Cuando fui a desperezar a Chamorro advertí que ya estaba levantada y haciendo su cama.

– Buenos días. ¿Qué pasa? -preguntó sin mirarme.

– Que nos vamos a Palma. Zaplana nos recuerda que existe.

Chamorro se irguió.

– Es por lo del capitán, ¿verdad?

– Lo dudo mucho. No te asustes tan rápido. Deberías temer más a Lucas que a Estrada. Importan más los galones que a un hombre le pone la vida en el alma que los que el rey le prende o hace que le prendan al hombro.

Antes de ir hacia Palma pasamos por el puesto. Perelló me recibió tranquilo, como siempre.

– Yo que tú no me apuraría -me apaciguó-. Por lo que me han dicho de Palma, han debido de encontrar algo sobre la suiza y sobre la chica. Y también debe ser que Zaplana está acelerándose porque no te has dignado informarle hasta ahora.

– Estamos en un mal momento para dejarlo, mi brigada. Si vamos allí me huelo que perderemos todo el día. Voy a llamar por teléfono a Zaplana.

– ¿Me aceptas un consejo?

– Desde luego.

– No le llames. Vas, escuchas lo que tenga y lo toreas como mejor sepas. Pero no le plantes cara. Zaplana no es Estrada. Si te toma antipatía por cualquier razón gastará su última gota de sangre en ahogarte. Le gusta sentirse jefe y si le llamas para rectificarle creerá que tratas de discutir su autoridad. Ahora casi todos los oficiales son unos cagados, te lo digo yo que conocí a los de hace treinta años y hasta guardo en el cuerpo el recuerdo de alguna hostia. Pero a Zaplana hay que llevarlo con ojo.

– Amén, mi brigada. Pero es mal momento para perderlo.

– No te pongas nervioso, hombre. Tienes toda la vida por delante.

Recorrimos la distancia hasta la Palma, o sea, hasta el mismo despacho de Zaplana, en menos de una hora. La carretera era peligrosa y Chamorro carraspeó un par de veces su reprobación ante un par de adelantamientos por línea continua obligando al contrario a lamer casi todo el arcén.

– Si esto va contra tus principios quizá deberías solicitar el traslado a Tráfico -le espeté después de una de las escaramuzas viarias, con una mala intención algo excesiva. Estaba bastante enfadado. A veces me pasa, como a casi todo el mundo, que me revienta que haya un cretino que pueda obligarme a despegar el culo de donde a mí me apetecía tenerlo puesto.
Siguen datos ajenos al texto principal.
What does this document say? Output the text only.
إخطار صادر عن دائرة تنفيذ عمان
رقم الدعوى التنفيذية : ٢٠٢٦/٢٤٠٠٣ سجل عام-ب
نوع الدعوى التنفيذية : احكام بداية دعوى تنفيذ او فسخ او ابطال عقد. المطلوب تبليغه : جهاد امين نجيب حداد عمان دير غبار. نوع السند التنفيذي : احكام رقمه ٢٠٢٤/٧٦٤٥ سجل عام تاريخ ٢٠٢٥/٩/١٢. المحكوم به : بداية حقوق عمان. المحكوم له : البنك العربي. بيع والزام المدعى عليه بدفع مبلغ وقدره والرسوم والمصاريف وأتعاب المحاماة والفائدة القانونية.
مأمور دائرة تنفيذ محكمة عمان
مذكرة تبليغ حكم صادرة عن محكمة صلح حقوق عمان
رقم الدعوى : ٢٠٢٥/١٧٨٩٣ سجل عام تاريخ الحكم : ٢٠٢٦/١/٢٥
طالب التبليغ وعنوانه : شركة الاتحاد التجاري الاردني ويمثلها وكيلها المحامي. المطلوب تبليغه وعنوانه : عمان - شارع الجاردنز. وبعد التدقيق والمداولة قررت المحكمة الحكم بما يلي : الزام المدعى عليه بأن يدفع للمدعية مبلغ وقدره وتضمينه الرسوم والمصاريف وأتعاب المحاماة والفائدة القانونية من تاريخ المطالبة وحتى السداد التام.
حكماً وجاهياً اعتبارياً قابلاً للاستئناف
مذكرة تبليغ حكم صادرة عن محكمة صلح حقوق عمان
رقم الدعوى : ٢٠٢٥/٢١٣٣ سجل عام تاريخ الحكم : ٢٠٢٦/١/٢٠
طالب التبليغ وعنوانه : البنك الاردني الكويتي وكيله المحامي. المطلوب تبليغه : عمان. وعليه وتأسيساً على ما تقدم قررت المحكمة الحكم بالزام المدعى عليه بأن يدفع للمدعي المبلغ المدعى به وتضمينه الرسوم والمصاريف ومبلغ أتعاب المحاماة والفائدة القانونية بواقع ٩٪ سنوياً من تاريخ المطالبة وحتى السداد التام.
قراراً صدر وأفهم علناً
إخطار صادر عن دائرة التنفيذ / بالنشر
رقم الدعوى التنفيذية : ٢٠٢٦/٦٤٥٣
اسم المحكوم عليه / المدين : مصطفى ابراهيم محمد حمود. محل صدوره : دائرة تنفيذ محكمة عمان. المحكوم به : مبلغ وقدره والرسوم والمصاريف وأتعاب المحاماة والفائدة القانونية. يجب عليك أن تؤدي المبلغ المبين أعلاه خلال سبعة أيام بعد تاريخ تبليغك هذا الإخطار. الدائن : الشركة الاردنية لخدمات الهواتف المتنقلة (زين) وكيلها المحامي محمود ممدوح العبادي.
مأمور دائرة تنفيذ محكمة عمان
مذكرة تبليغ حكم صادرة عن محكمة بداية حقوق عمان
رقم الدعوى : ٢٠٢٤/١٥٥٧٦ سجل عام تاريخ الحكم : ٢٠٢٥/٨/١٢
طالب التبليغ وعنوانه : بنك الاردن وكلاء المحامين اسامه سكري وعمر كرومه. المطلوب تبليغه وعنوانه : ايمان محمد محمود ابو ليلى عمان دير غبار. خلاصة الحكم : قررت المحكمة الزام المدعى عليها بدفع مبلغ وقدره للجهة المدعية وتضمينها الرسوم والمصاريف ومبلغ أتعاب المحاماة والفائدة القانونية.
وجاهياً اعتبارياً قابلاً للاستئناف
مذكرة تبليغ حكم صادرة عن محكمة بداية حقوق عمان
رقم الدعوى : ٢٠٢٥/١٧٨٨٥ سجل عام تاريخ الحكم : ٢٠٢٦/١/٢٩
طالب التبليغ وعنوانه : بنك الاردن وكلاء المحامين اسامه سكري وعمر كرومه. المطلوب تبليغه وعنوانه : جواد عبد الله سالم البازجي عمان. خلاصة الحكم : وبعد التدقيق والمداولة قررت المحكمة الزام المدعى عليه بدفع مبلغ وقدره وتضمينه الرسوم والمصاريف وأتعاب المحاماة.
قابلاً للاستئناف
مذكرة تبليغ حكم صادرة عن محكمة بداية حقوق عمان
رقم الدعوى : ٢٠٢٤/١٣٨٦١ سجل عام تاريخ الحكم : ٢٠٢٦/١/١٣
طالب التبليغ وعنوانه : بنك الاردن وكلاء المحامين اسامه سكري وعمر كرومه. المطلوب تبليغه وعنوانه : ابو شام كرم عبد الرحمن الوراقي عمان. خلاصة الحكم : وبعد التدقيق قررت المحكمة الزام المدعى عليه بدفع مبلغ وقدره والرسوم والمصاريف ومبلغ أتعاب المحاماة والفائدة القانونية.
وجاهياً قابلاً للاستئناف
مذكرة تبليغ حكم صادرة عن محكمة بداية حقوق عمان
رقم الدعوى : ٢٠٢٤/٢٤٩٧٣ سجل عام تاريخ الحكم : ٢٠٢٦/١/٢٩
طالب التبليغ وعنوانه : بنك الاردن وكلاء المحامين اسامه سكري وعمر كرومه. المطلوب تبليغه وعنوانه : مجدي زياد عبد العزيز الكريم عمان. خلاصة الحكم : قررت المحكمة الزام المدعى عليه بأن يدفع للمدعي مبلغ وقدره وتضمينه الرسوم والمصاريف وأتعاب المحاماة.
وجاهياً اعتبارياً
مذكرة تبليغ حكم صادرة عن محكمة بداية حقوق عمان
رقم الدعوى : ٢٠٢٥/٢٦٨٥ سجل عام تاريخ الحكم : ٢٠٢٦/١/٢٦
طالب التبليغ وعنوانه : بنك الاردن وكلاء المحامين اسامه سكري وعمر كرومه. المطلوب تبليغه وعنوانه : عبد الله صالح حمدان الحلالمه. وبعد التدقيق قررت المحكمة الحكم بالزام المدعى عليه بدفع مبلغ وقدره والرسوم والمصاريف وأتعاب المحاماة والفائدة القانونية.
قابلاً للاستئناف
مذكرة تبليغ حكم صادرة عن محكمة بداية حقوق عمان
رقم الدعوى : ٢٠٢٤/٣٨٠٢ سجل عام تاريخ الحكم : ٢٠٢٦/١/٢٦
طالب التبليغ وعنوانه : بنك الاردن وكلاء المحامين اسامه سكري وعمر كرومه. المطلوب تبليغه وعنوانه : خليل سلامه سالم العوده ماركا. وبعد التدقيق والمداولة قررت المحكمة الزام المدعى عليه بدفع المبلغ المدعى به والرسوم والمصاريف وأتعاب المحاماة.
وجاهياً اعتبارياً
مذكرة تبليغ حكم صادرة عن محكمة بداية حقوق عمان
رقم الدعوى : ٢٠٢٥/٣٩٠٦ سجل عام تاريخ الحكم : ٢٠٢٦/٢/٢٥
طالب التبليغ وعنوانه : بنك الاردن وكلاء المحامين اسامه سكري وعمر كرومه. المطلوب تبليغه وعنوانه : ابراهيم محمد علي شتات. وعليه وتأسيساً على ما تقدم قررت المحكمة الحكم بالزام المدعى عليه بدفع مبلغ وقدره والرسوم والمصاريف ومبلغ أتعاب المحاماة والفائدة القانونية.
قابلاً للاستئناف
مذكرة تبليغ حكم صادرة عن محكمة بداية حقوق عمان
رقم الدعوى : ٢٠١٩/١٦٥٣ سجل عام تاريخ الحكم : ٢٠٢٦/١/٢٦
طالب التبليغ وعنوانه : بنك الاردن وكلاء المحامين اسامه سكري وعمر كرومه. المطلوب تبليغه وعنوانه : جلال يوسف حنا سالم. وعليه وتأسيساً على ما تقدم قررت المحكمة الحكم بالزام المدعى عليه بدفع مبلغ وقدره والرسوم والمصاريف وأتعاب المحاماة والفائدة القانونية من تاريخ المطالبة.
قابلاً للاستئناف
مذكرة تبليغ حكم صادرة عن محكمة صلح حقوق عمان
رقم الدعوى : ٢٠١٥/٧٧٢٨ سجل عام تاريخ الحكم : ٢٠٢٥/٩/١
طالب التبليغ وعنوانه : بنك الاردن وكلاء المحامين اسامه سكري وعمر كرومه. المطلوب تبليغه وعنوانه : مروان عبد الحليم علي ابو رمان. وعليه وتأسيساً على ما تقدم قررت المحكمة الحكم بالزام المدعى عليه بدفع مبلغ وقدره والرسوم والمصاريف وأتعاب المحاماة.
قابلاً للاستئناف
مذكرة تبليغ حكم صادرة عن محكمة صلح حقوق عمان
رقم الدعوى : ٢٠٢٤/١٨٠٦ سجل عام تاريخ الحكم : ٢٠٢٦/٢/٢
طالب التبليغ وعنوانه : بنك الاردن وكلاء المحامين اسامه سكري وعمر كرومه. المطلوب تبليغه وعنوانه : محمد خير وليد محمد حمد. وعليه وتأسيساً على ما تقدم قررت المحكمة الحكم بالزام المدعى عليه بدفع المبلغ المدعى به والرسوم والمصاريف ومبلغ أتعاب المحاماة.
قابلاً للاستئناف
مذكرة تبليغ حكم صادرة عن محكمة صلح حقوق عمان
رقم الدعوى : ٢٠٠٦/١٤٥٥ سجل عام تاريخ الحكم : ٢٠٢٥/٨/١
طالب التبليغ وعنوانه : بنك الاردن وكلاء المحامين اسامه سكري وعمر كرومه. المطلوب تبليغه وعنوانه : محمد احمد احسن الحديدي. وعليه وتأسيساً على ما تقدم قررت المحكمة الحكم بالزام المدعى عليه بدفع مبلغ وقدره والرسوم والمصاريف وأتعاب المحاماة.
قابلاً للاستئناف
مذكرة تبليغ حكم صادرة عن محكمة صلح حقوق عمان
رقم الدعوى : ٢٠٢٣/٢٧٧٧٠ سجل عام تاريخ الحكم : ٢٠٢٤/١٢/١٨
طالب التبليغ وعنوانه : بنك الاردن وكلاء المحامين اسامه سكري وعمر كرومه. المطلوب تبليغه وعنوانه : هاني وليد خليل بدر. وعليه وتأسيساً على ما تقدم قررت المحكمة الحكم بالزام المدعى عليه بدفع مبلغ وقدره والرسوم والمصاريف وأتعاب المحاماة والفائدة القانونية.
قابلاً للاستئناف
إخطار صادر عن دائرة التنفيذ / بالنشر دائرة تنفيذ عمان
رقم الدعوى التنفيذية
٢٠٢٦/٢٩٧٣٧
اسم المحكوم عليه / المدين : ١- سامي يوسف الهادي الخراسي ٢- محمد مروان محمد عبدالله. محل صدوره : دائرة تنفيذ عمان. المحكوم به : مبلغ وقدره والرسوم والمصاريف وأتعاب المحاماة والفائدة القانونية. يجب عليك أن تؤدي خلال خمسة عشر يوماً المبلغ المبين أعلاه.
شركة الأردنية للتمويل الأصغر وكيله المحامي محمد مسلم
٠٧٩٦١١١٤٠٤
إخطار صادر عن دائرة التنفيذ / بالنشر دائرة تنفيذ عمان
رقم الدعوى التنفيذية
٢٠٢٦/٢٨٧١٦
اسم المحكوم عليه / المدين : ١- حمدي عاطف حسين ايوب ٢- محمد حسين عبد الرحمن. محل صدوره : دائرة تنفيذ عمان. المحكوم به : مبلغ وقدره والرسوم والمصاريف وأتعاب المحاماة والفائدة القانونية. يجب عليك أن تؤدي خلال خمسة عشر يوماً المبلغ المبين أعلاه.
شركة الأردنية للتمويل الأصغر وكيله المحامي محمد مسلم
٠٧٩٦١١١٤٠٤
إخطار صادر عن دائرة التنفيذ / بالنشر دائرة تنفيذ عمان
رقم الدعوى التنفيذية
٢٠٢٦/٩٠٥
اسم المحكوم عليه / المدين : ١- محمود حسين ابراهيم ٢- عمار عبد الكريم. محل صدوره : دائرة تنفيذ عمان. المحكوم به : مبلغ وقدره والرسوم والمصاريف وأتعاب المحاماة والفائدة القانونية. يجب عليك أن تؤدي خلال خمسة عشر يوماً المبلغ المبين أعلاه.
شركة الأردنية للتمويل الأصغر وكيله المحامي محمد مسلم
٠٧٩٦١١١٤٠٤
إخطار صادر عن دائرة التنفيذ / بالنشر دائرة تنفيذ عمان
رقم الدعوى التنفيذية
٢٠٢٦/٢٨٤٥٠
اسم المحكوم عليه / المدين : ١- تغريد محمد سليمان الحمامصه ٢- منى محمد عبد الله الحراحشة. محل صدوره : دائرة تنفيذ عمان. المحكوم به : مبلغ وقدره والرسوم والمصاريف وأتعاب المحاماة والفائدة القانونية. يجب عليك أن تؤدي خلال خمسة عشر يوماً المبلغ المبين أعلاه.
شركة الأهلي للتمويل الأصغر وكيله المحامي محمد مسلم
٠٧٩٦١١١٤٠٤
No es grave y hay que saber dejarlo correr. Chamorro supo. No despegó los labios durante todo el trayecto.

El comandante, contra el augurio de Chamorro y en parte contra el mío propio, estaba de un excelente humor. Nos recibió con una sonrisa que le daba la vuelta al cráneo.

– Adelante, sargento. Está en su casa.

En cuanto nos hubimos sentado, el comandante reveló:

– Hay novedades. Y de las buenas. Pero antes de contarles lo que han averiguado mis guardias de provincias ardo en deseos de que me participen los hallazgos de los especialistas.